Collection

In Rust, collections are data structures that allow you to store and manipulate multiple values. Rust’s standard library provides several collection types, each with its own characteristics and use cases.

Here are some of the commonly used collection types in Rust:

• Vec (Vector): A dynamically resizable array-like structure that allows you to store a variable number of elements of the same type. Vectors are efficient for random access and provide methods for adding, removing, and modifying elements.
• VecDeque (Double-Ended Queue): Similar to Vec, but with the ability to efficiently add and remove elements from both ends of the collection. It is useful for scenarios where elements need to be inserted or removed from the front or back frequently.
• HashMap<K, V>: A collection of key-value pairs where each key is unique. It provides fast lookup and insertion based on the keys. The keys and values can be of different types, and the ordering of the elements is not guaranteed.
• BTreeMap<K, V>: Similar to HashMap<K, V>, but it maintains the elements in sorted order based on the keys. It is implemented as a balanced binary search tree, which allows efficient range queries.
• HashSet: A collection of unique elements without any specific ordering. It provides fast lookup and insertion based on the elements. The elements must implement the Eq and Hash traits.
• BTreeSet: Similar to HashSet, but it maintains the elements in sorted order. It is implemented as a balanced binary search tree, allowing efficient range queries.
• LinkedList: A doubly linked list where each element is connected to the previous and next element. It allows efficient insertion and removal at both ends but is slower for random access compared to vector-like structures.
• String: As discussed earlier, String represents an owned, growable, UTF-8 encoded string. It provides methods for manipulating and working with string data.

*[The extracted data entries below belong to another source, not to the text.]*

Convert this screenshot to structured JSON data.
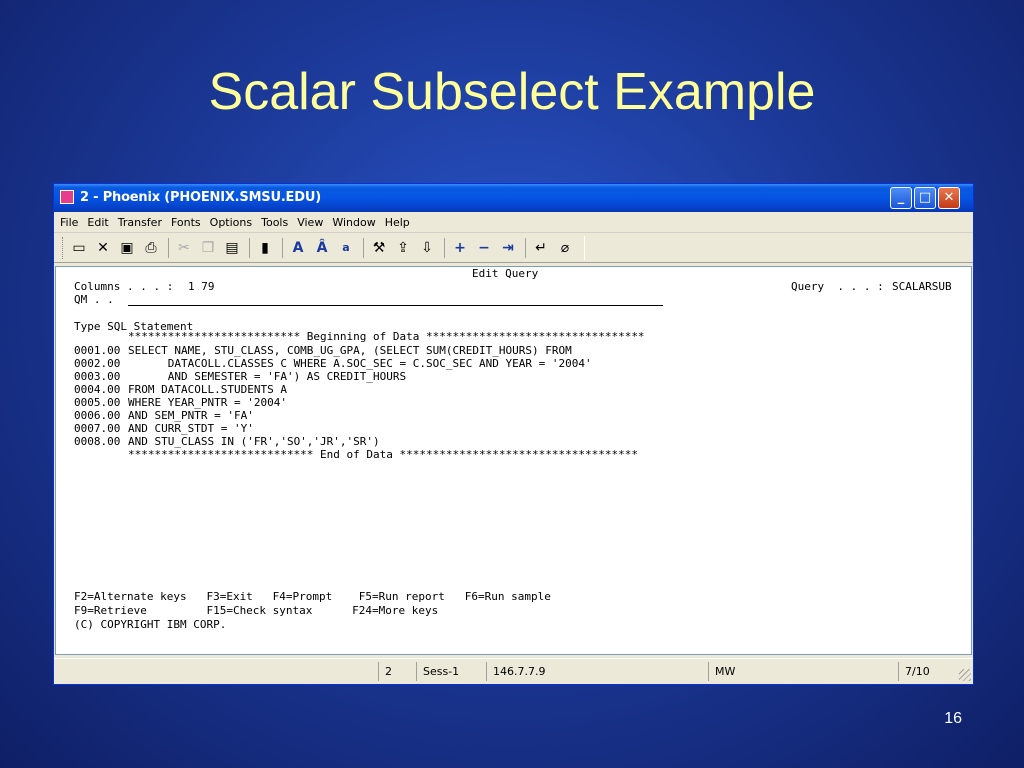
{
  "slide": {
    "title": "Scalar Subselect Example",
    "page_number": "16"
  },
  "window": {
    "title": "2 - Phoenix (PHOENIX.SMSU.EDU)",
    "controls": {
      "minimize": "_",
      "maximize": "□",
      "close": "✕"
    }
  },
  "menu": [
    "File",
    "Edit",
    "Transfer",
    "Fonts",
    "Options",
    "Tools",
    "View",
    "Window",
    "Help"
  ],
  "toolbar_icons": [
    "disk-icon",
    "close-icon",
    "save-icon",
    "print-icon",
    "cut-icon",
    "copy-icon",
    "paste-icon",
    "macro-icon",
    "font-icon",
    "font-larger-icon",
    "font-smaller-icon",
    "tools-icon",
    "send-icon",
    "receive-icon",
    "plus-icon",
    "minus-icon",
    "tab-icon",
    "enter-icon",
    "eraser-icon"
  ],
  "screen": {
    "header_center": "Edit Query",
    "columns_label": "Columns . . . :",
    "columns_value": "1 79",
    "query_label": "Query  . . . :",
    "query_value": "SCALARSUB",
    "qm_label": "QM . .",
    "type_label": "Type SQL Statement",
    "begin_marker": "************************** Beginning of Data *********************************",
    "lines": [
      {
        "num": "0001.00",
        "text": "SELECT NAME, STU_CLASS, COMB_UG_GPA, (SELECT SUM(CREDIT_HOURS) FROM"
      },
      {
        "num": "0002.00",
        "text": "      DATACOLL.CLASSES C WHERE A.SOC_SEC = C.SOC_SEC AND YEAR = '2004'"
      },
      {
        "num": "0003.00",
        "text": "      AND SEMESTER = 'FA') AS CREDIT_HOURS"
      },
      {
        "num": "0004.00",
        "text": "FROM DATACOLL.STUDENTS A"
      },
      {
        "num": "0005.00",
        "text": "WHERE YEAR_PNTR = '2004'"
      },
      {
        "num": "0006.00",
        "text": "AND SEM_PNTR = 'FA'"
      },
      {
        "num": "0007.00",
        "text": "AND CURR_STDT = 'Y'"
      },
      {
        "num": "0008.00",
        "text": "AND STU_CLASS IN ('FR','SO','JR','SR')"
      }
    ],
    "end_marker": "**************************** End of Data ************************************",
    "fkeys_row1": "F2=Alternate keys   F3=Exit   F4=Prompt    F5=Run report   F6=Run sample",
    "fkeys_row2": "F9=Retrieve         F15=Check syntax      F24=More keys",
    "copyright": "(C) COPYRIGHT IBM CORP."
  },
  "status": {
    "session_num": "2",
    "session": "Sess-1",
    "ip": "146.7.7.9",
    "mode": "MW",
    "cursor": "7/10"
  }
}
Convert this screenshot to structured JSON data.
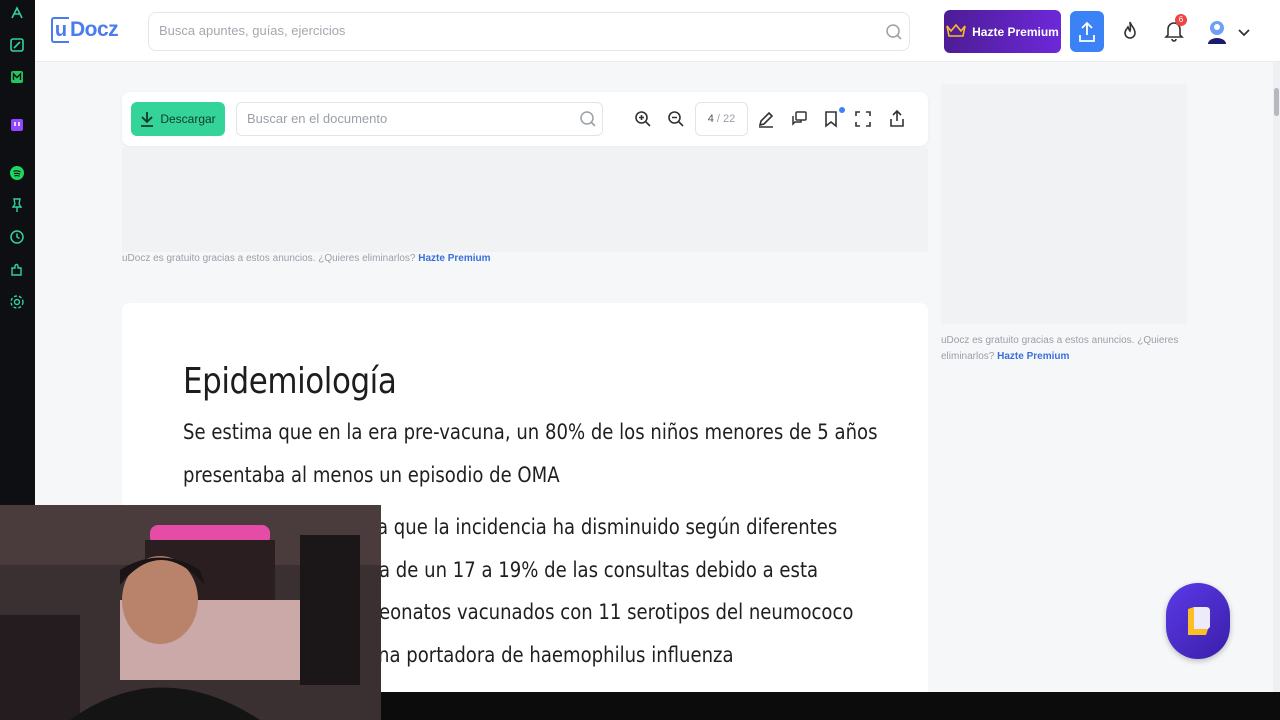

These collection types provide a range of options to handle different scenarios. Rust’s ownership and borrowing system ensures memory safety and efficient resource management when working with collections.

Example of Vec and Hashmap:-

use std::collections::HashMap;

fn main() {
    // Example with Vec<T>
    let mut numbers: Vec<i32> = Vec::new(); // Creating an empty vector

    numbers.push(10); // Adding elements to the vector
    numbers.push(20);
    numbers.push(30);

    println!("Vector: {:?}", numbers); // Printing the vector

    let first_element = numbers[0]; // Accessing an element by index
    println!("First element: {}", first_element);

    let length = numbers.len(); // Getting the length of the vector
    println!("Length: {}", length);

    // Example with HashMap<K, V>
    let mut scores: HashMap<String, i32> = HashMap::new(); // Creating an empty HashMap

    scores.insert(String::from("Alice"), 100); // Adding key-value pairs to the HashMap
    scores.insert(String::from("Bob"), 85);
    scores.insert(String::from("Charlie"), 92);

    println!("HashMap: {:?}", scores); // Printing the HashMap

    let alice_score = scores.get("Alice"); // Accessing a value by key
    match alice_score {
        Some(score) => println!("Alice's score: {}", score),
        None => println!("Alice's score not found"),
    }

    scores.remove("Bob"); // Removing a key-value pair from the HashMap

    for (name, score) in &scores { // Iterating over the HashMap
        println!("Name: {}, Score: {}", name, score);
    }
}